Trump was accused of meddling in the 2020 election in Georgia.

January 9, 2023, 11:09 AM

After months of closed door testimony, the special grand jury seated as part of the Fulton County, Georgia, investigation into potential 2020 election interference has finished its work and submitted its final report, according to a filing in the case Monday morning.

The special grand jury, which was seated in May 2022 as part of the investigation into former President Donald Trump's efforts to overturn the election, heard testimony from some of Trump's closet allies and supporters -- including lawyers Rudy Giuliani and John Eastman, and Sen. Lindsey Graham.

Now, the grand jury has delivered its report and officially has been dissolved, according to a court order by Judge Robert C. McBurney filed on Monday morning.

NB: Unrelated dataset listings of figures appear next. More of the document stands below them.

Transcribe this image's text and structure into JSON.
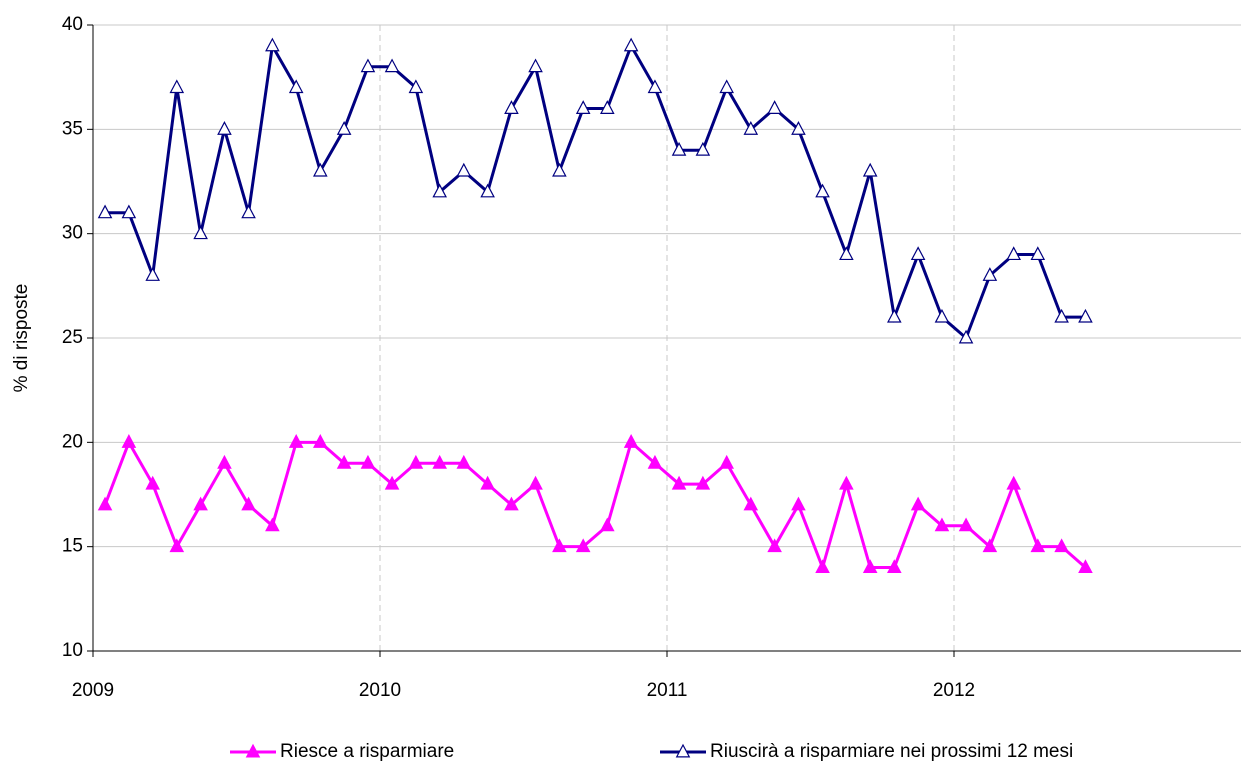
{
  "chart_data": {
    "type": "line",
    "ylabel": "% di risposte",
    "x": [
      2009.042,
      2009.125,
      2009.208,
      2009.292,
      2009.375,
      2009.458,
      2009.542,
      2009.625,
      2009.708,
      2009.792,
      2009.875,
      2009.958,
      2010.042,
      2010.125,
      2010.208,
      2010.292,
      2010.375,
      2010.458,
      2010.542,
      2010.625,
      2010.708,
      2010.792,
      2010.875,
      2010.958,
      2011.042,
      2011.125,
      2011.208,
      2011.292,
      2011.375,
      2011.458,
      2011.542,
      2011.625,
      2011.708,
      2011.792,
      2011.875,
      2011.958,
      2012.042,
      2012.125,
      2012.208,
      2012.292,
      2012.375,
      2012.458
    ],
    "series": [
      {
        "name": "Riesce a risparmiare",
        "color": "#ff00ff",
        "marker": "filled-triangle",
        "values": [
          17,
          20,
          18,
          15,
          17,
          19,
          17,
          16,
          20,
          20,
          19,
          19,
          18,
          19,
          19,
          19,
          18,
          17,
          18,
          15,
          15,
          16,
          20,
          19,
          18,
          18,
          19,
          17,
          15,
          17,
          14,
          18,
          14,
          14,
          17,
          16,
          16,
          15,
          18,
          15,
          15,
          14
        ]
      },
      {
        "name": "Riuscirà a risparmiare nei prossimi 12 mesi",
        "color": "#000080",
        "marker": "open-triangle",
        "values": [
          31,
          31,
          28,
          37,
          30,
          35,
          31,
          39,
          37,
          33,
          35,
          38,
          38,
          37,
          32,
          33,
          32,
          36,
          38,
          33,
          36,
          36,
          39,
          37,
          34,
          34,
          37,
          35,
          36,
          35,
          32,
          29,
          33,
          26,
          29,
          26,
          25,
          28,
          29,
          29,
          26,
          26
        ]
      }
    ],
    "xlim": [
      2009,
      2013
    ],
    "xticks": [
      2009,
      2010,
      2011,
      2012
    ],
    "ylim": [
      10,
      40
    ],
    "yticks": [
      10,
      15,
      20,
      25,
      30,
      35,
      40
    ],
    "grid": true,
    "legend": "bottom"
  }
}
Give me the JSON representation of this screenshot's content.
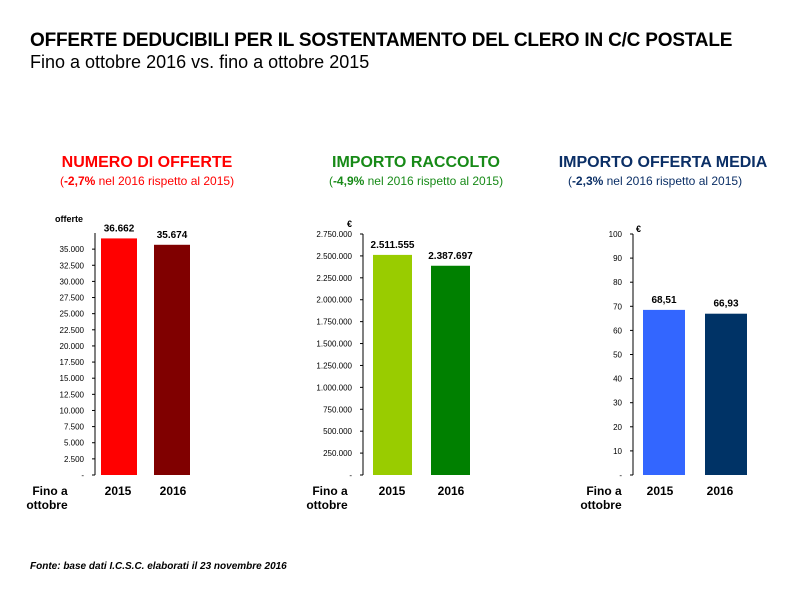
{
  "header": {
    "title": "OFFERTE DEDUCIBILI PER IL SOSTENTAMENTO DEL CLERO IN C/C POSTALE",
    "subtitle": "Fino a ottobre 2016 vs. fino a ottobre 2015"
  },
  "panels": [
    {
      "title": "NUMERO DI OFFERTE",
      "open": "(",
      "change": "-2,7%",
      "rest": " nel 2016 rispetto al 2015)",
      "color": "#ff0000"
    },
    {
      "title": "IMPORTO RACCOLTO",
      "open": "(",
      "change": "-4,9%",
      "rest": " nel 2016 rispetto al 2015)",
      "color": "#178a17"
    },
    {
      "title": "IMPORTO OFFERTA MEDIA",
      "open": "(",
      "change": "-2,3%",
      "rest": " nel 2016 rispetto al 2015)",
      "color": "#0b2f66"
    }
  ],
  "source": "Fonte: base dati I.C.S.C. elaborati il 23 novembre 2016",
  "chart_data": [
    {
      "type": "bar",
      "title": "NUMERO DI OFFERTE",
      "ylabel": "offerte",
      "xlabel": "Fino a ottobre",
      "categories": [
        "2015",
        "2016"
      ],
      "values": [
        36662,
        35674
      ],
      "value_labels": [
        "36.662",
        "35.674"
      ],
      "colors": [
        "#ff0000",
        "#800000"
      ],
      "ylim": [
        0,
        37500
      ],
      "ticks": [
        0,
        2500,
        5000,
        7500,
        10000,
        12500,
        15000,
        17500,
        20000,
        22500,
        25000,
        27500,
        30000,
        32500,
        35000
      ],
      "tick_labels": [
        "-",
        "2.500",
        "5.000",
        "7.500",
        "10.000",
        "12.500",
        "15.000",
        "17.500",
        "20.000",
        "22.500",
        "25.000",
        "27.500",
        "30.000",
        "32.500",
        "35.000"
      ]
    },
    {
      "type": "bar",
      "title": "IMPORTO RACCOLTO",
      "ylabel": "€",
      "xlabel": "Fino a ottobre",
      "categories": [
        "2015",
        "2016"
      ],
      "values": [
        2511555,
        2387697
      ],
      "value_labels": [
        "2.511.555",
        "2.387.697"
      ],
      "colors": [
        "#99cc00",
        "#008000"
      ],
      "ylim": [
        0,
        2750000
      ],
      "ticks": [
        0,
        250000,
        500000,
        750000,
        1000000,
        1250000,
        1500000,
        1750000,
        2000000,
        2250000,
        2500000,
        2750000
      ],
      "tick_labels": [
        "-",
        "250.000",
        "500.000",
        "750.000",
        "1.000.000",
        "1.250.000",
        "1.500.000",
        "1.750.000",
        "2.000.000",
        "2.250.000",
        "2.500.000",
        "2.750.000"
      ]
    },
    {
      "type": "bar",
      "title": "IMPORTO OFFERTA MEDIA",
      "ylabel": "€",
      "xlabel": "Fino a ottobre",
      "categories": [
        "2015",
        "2016"
      ],
      "values": [
        68.51,
        66.93
      ],
      "value_labels": [
        "68,51",
        "66,93"
      ],
      "colors": [
        "#3366ff",
        "#003366"
      ],
      "ylim": [
        0,
        100
      ],
      "ticks": [
        0,
        10,
        20,
        30,
        40,
        50,
        60,
        70,
        80,
        90,
        100
      ],
      "tick_labels": [
        "-",
        "10",
        "20",
        "30",
        "40",
        "50",
        "60",
        "70",
        "80",
        "90",
        "100"
      ]
    }
  ]
}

McBurney has set a Jan. 24 hearing to determine whether the report will be made public.

The special grand jury does not have the ability to return an indictment and can only make recommendations concerning criminal prosecution. Another grand jury would bring any possible charges, should they be brought.

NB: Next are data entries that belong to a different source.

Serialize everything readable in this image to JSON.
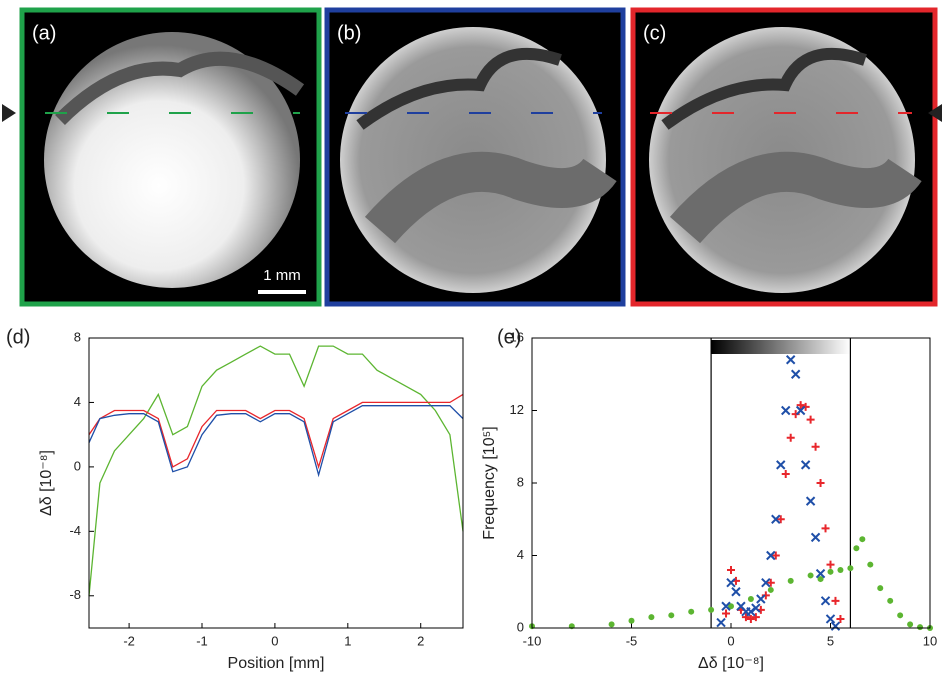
{
  "image_panels": {
    "labels": [
      "(a)",
      "(b)",
      "(c)"
    ],
    "scale_bar": "1 mm"
  },
  "chart_data": [
    {
      "type": "line",
      "panel_label": "(d)",
      "xlabel": "Position [mm]",
      "ylabel": "Δδ [10⁻⁸]",
      "xlim": [
        -2.55,
        2.58
      ],
      "ylim": [
        -10,
        8
      ],
      "xticks": [
        -2,
        -1,
        0,
        1,
        2
      ],
      "yticks": [
        -8,
        -4,
        0,
        4,
        8
      ],
      "x": [
        -2.55,
        -2.4,
        -2.2,
        -2.0,
        -1.8,
        -1.6,
        -1.4,
        -1.2,
        -1.0,
        -0.8,
        -0.6,
        -0.4,
        -0.2,
        0,
        0.2,
        0.4,
        0.6,
        0.8,
        1.0,
        1.2,
        1.4,
        1.6,
        1.8,
        2.0,
        2.2,
        2.4,
        2.58
      ],
      "series": [
        {
          "color": "#5cb531",
          "values": [
            -8,
            -1,
            1,
            2,
            3,
            4.5,
            2,
            2.5,
            5,
            6,
            6.5,
            7,
            7.5,
            7,
            7,
            5,
            7.5,
            7.5,
            7,
            7,
            6,
            5.5,
            5,
            4.5,
            3.5,
            2,
            -4
          ]
        },
        {
          "color": "#e8262b",
          "values": [
            2,
            3,
            3.5,
            3.5,
            3.5,
            3,
            0,
            0.5,
            2.5,
            3.5,
            3.5,
            3.5,
            3,
            3.5,
            3.5,
            3,
            0,
            3,
            3.5,
            4,
            4,
            4,
            4,
            4,
            4,
            4,
            4.5
          ]
        },
        {
          "color": "#1f4fa8",
          "values": [
            1.5,
            3,
            3.2,
            3.3,
            3.3,
            2.8,
            -0.3,
            0,
            2,
            3.2,
            3.3,
            3.3,
            2.8,
            3.3,
            3.3,
            2.8,
            -0.5,
            2.8,
            3.3,
            3.8,
            3.8,
            3.8,
            3.8,
            3.8,
            3.8,
            3.8,
            3
          ]
        }
      ]
    },
    {
      "type": "scatter",
      "panel_label": "(e)",
      "xlabel": "Δδ [10⁻⁸]",
      "ylabel": "Frequency [10⁵]",
      "xlim": [
        -10,
        10
      ],
      "ylim": [
        0,
        16
      ],
      "xticks": [
        -10,
        -5,
        0,
        5,
        10
      ],
      "yticks": [
        0,
        4,
        8,
        12,
        16
      ],
      "vlines": [
        -1,
        6
      ],
      "series": [
        {
          "color": "#5cb531",
          "marker": "o",
          "x": [
            -10,
            -8,
            -6,
            -5,
            -4,
            -3,
            -2,
            -1,
            0,
            1,
            2,
            3,
            4,
            4.5,
            5,
            5.5,
            6,
            6.3,
            6.6,
            7,
            7.5,
            8,
            8.5,
            9,
            9.5,
            10
          ],
          "values": [
            0.1,
            0.1,
            0.2,
            0.4,
            0.6,
            0.7,
            0.9,
            1,
            1.2,
            1.6,
            2.1,
            2.6,
            2.9,
            2.7,
            3.1,
            3.2,
            3.3,
            4.4,
            4.9,
            3.5,
            2.2,
            1.5,
            0.7,
            0.2,
            0.05,
            0
          ]
        },
        {
          "color": "#e8262b",
          "marker": "+",
          "x": [
            -0.25,
            0,
            0.25,
            0.5,
            0.75,
            1.0,
            1.25,
            1.5,
            1.75,
            2.0,
            2.25,
            2.5,
            2.75,
            3.0,
            3.25,
            3.5,
            3.75,
            4.0,
            4.25,
            4.5,
            4.75,
            5.0,
            5.25,
            5.5
          ],
          "values": [
            0.8,
            3.2,
            2.6,
            1.0,
            0.6,
            0.5,
            0.6,
            1.0,
            1.8,
            2.5,
            4,
            6,
            8.5,
            10.5,
            11.8,
            12.3,
            12.2,
            11.5,
            10,
            8,
            5.5,
            3.5,
            1.5,
            0.5
          ]
        },
        {
          "color": "#1f4fa8",
          "marker": "x",
          "x": [
            -0.5,
            -0.25,
            0,
            0.25,
            0.5,
            0.75,
            1.0,
            1.25,
            1.5,
            1.75,
            2.0,
            2.25,
            2.5,
            2.75,
            3.0,
            3.25,
            3.5,
            3.75,
            4.0,
            4.25,
            4.5,
            4.75,
            5.0,
            5.25
          ],
          "values": [
            0.3,
            1.2,
            2.5,
            2,
            1.2,
            0.9,
            0.9,
            1.1,
            1.6,
            2.5,
            4,
            6,
            9,
            12,
            14.8,
            14,
            12,
            9,
            7,
            5,
            3,
            1.5,
            0.5,
            0.1
          ]
        }
      ]
    }
  ]
}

Fulton County District Attorney Fanni Willis officially launched the probe in February 2021, sparked in part by the now-infamous Jan. 2, 2021, phone call Trump made to Georgia Secretary of State Brad Raffensperger in which Trump pleaded with Raffensperger to "find 11,780 votes," the exact number Trump needed to win Georgia.

Trump, who has denounced the probe, has repeatedly defended his phone call to Raffensperger, calling it "perfect."

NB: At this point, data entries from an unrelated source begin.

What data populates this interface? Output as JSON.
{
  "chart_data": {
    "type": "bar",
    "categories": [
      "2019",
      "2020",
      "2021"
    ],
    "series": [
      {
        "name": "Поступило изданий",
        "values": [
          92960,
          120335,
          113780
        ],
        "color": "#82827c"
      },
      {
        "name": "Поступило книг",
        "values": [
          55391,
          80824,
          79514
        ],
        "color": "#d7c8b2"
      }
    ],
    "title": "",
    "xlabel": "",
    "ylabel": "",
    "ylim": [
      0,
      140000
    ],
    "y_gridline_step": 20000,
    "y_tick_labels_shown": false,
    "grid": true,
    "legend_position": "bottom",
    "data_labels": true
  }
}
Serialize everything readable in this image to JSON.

PHOTO: Former President Donald Trump arrives to speak at Mar-a-lago on Election Day, Nov. 8, 2022, in Palm Beach, Fla.
Former President Donald Trump arrives to speak at Mar-a-lago on Election Day, Nov. 8, 2022, in Palm Beach, Fla.
Andrew Harnik/AP, FILE

Since being seated last year, the special grand jury has issued subpoenas for testimony to a host of Trump allies, including former Trump chief of staff Marc Meadows and former Georgia Rep. Newt Gingrich.

A number of individuals were informed last summer that they were "targets" of the probe, including Giuliani. Sixteen people identified as "fake electors" were also notified that they were considered targets in the ongoing criminal investigation, prosecutors revealed in court documents.

The 16, who prosecutors alleged participated in a scheme to overturn the state's election results, received letters alerting them that their "testimony was required by the special purpose grand jury and that [they were] targets of the investigation" the filing said.